Department of Cardiothoracic Surgery, National Institute of Respiratory Diseases "Ismael Cosio Villegas", México DF, Mexico.

INER, Calzada de Tlalpan 4502, Col. Sección XVI., Tlalpan, 14080, México DF, Mexico.

出版信息

Gen Thorac Cardiovasc Surg. 2018 Mar;66(3):155-160. doi: 10.1007/s11748-017-0862-1. Epub 2017 Nov 20.
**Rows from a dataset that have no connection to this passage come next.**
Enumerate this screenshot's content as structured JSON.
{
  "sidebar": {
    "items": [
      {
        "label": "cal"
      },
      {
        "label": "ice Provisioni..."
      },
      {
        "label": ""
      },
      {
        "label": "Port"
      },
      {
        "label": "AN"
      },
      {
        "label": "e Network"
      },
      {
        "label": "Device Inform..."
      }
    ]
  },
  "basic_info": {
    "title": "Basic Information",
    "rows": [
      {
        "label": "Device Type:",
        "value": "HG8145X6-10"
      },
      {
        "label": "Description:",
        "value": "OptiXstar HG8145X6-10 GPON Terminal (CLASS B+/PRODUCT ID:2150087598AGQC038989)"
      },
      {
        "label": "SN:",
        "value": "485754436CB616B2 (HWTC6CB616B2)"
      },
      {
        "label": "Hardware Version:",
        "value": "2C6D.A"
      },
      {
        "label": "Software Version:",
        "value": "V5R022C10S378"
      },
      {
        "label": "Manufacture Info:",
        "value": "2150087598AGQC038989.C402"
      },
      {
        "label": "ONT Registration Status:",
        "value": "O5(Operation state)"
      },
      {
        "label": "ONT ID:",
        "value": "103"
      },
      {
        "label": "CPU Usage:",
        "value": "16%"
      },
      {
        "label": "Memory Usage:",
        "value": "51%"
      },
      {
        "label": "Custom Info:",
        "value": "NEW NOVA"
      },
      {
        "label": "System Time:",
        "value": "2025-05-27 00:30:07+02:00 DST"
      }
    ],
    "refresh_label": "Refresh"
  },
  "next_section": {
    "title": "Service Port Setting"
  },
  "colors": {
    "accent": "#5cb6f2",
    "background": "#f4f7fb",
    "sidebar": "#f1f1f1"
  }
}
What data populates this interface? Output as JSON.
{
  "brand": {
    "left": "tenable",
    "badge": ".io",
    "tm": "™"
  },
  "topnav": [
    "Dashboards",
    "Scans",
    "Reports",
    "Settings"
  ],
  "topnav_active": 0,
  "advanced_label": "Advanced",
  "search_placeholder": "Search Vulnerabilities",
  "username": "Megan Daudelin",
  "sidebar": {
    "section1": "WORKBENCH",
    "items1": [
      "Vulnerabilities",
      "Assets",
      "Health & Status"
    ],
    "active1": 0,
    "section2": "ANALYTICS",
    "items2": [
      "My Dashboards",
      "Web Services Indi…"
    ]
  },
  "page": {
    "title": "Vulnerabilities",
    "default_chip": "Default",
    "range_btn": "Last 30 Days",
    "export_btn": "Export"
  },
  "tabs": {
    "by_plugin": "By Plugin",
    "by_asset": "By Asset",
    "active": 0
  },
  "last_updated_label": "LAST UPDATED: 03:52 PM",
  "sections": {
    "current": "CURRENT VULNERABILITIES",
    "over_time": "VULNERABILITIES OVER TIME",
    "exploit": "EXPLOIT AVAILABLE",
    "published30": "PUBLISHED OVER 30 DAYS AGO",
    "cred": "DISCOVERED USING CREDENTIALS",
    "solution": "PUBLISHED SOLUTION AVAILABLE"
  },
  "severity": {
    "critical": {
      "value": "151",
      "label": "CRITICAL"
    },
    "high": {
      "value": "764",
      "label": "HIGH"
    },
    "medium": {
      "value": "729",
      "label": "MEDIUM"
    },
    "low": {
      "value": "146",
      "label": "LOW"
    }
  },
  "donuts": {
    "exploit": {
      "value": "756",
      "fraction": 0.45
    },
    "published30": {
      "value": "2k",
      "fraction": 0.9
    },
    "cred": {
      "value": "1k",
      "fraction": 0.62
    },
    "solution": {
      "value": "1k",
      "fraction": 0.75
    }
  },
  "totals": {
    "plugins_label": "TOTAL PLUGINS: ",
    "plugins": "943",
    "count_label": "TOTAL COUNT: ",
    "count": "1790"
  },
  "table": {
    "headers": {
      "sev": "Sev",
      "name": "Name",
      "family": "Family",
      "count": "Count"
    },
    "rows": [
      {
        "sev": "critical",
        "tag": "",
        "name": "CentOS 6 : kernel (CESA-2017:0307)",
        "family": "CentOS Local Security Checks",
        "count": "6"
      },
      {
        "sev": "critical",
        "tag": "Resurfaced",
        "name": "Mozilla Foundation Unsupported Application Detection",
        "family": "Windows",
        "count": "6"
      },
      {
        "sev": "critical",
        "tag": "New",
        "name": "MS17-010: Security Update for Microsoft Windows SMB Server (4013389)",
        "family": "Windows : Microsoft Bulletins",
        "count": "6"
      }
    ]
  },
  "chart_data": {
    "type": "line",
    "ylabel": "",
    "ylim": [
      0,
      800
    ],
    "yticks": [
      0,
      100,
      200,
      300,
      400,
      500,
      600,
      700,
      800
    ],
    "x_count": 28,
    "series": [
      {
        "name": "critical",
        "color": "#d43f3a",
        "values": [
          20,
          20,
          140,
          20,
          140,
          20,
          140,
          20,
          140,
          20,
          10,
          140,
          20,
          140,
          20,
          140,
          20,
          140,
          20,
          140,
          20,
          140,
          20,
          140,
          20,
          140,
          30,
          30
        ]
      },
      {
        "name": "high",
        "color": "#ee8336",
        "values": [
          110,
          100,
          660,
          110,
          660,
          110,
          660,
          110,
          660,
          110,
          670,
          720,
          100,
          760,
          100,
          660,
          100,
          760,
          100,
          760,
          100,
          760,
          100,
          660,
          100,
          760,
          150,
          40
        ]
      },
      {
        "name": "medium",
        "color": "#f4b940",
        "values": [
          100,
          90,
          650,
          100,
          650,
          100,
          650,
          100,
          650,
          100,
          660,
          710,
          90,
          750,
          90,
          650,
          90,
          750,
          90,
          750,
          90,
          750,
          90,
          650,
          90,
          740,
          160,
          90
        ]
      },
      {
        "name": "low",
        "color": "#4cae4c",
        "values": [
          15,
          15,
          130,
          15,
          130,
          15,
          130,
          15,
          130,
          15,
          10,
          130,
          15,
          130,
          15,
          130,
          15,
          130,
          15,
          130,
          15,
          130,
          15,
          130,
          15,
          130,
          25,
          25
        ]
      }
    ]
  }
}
DOI:10.1007/s11748-017-0862-1
PMID:29159658
Abstract

INTRODUCTION

Necrotizing pneumonia is the consolidation of lung parenchyma with destruction and necrosis, forming solitary or multiloculated radiolucent foci. When antibiotic treatment fails and clinical course does not improve, patients might need lung tissue resection: segmentectomy, lobectomy or bilobectomy. We have performed a more conservative surgical approach in pediatric patients with necrotizing pneumonia, lung necrosectomy: resection of unviable necrotic tissue, to preserve more healthy and potentially recoverable lung parenchyma. The objective of this study is to present the results of our experience with lung necrosectomy.

METHODS

Retrospective review of clinical charts of children with necrotizing pneumonia. The diagnosis was based on physical examination, laboratory data and contrast CT scan. Lung necrosectomy technique includes resection of necrotic tissue with careful debridement technique; air leaks were sutured and/or tissue imbrication.

RESULTS

Twenty-four children were surgically treated for necrotizing pneumonia (18 girls and 6 boys). The mean age was 31.5 ± 13.5 months. All the patients presented productive cough, fever and dyspnea; chest X-rays showed consolidated areas with intraparenchymal cavities and hypoperfusion on the contrasted CT. Surgical treatment included: Lung necrosectomy 17 (70%); lobectomy 3 (12.5%); wedge resection 2 (8.3%); lobectomy + lung necrosectomy 1 (4.1%), and wedge resection + lung necrosectomy 1 (4.1%). The postoperative course was uneventful in 23 patients; mean postoperative hospital stay was 6.3. One patient died because of sepsis.

CONCLUSIONS

Lung necrosectomy is a conservative, effective surgical treatment, which solves lung necrotizing infection avoiding resection of healthy lung parenchyma.

摘要

引言

坏死性肺炎是肺实质的实变伴破坏和坏死,形成单个或多房性透光影。当抗生素治疗失败且临床病程无改善时,患者可能需要进行肺组织切除:肺段切除术、肺叶切除术或双肺叶切除术。我们对坏死性肺炎患儿采用了一种更为保守的手术方法,即肺坏死组织切除术:切除无活力的坏死组织,以保留更多健康且可能恢复的肺实质。本研究的目的是介绍我们在肺坏死组织切除术方面的经验结果。

方法

回顾性分析坏死性肺炎患儿的临床病历。诊断基于体格检查、实验室数据和增强CT扫描。肺坏死组织切除技术包括用仔细的清创技术切除坏死组织;缝合漏气处和/或组织重叠缝合。

结果

24例患儿接受了坏死性肺炎的手术治疗(18例女孩和6例男孩)。平均年龄为31.5±13.5个月。所有患者均有咳痰、发热和呼吸困难;胸部X线显示实变区域伴有肺实质内空洞,增强CT显示灌注不足。手术治疗包括:肺坏死组织切除术17例(70%);肺叶切除术3例(12.5%);楔形切除术2例(8.3%);肺叶切除术+肺坏死组织切除术1例(4.1%),楔形切除术+肺坏死组织切除术1例(4.1%)。23例患者术后病程平稳;术后平均住院时间为6.3天。1例患者因败血症死亡。

结论

肺坏死组织切除术是一种保守、有效的手术治疗方法,可解决肺部坏死性感染,避免切除健康的肺实质。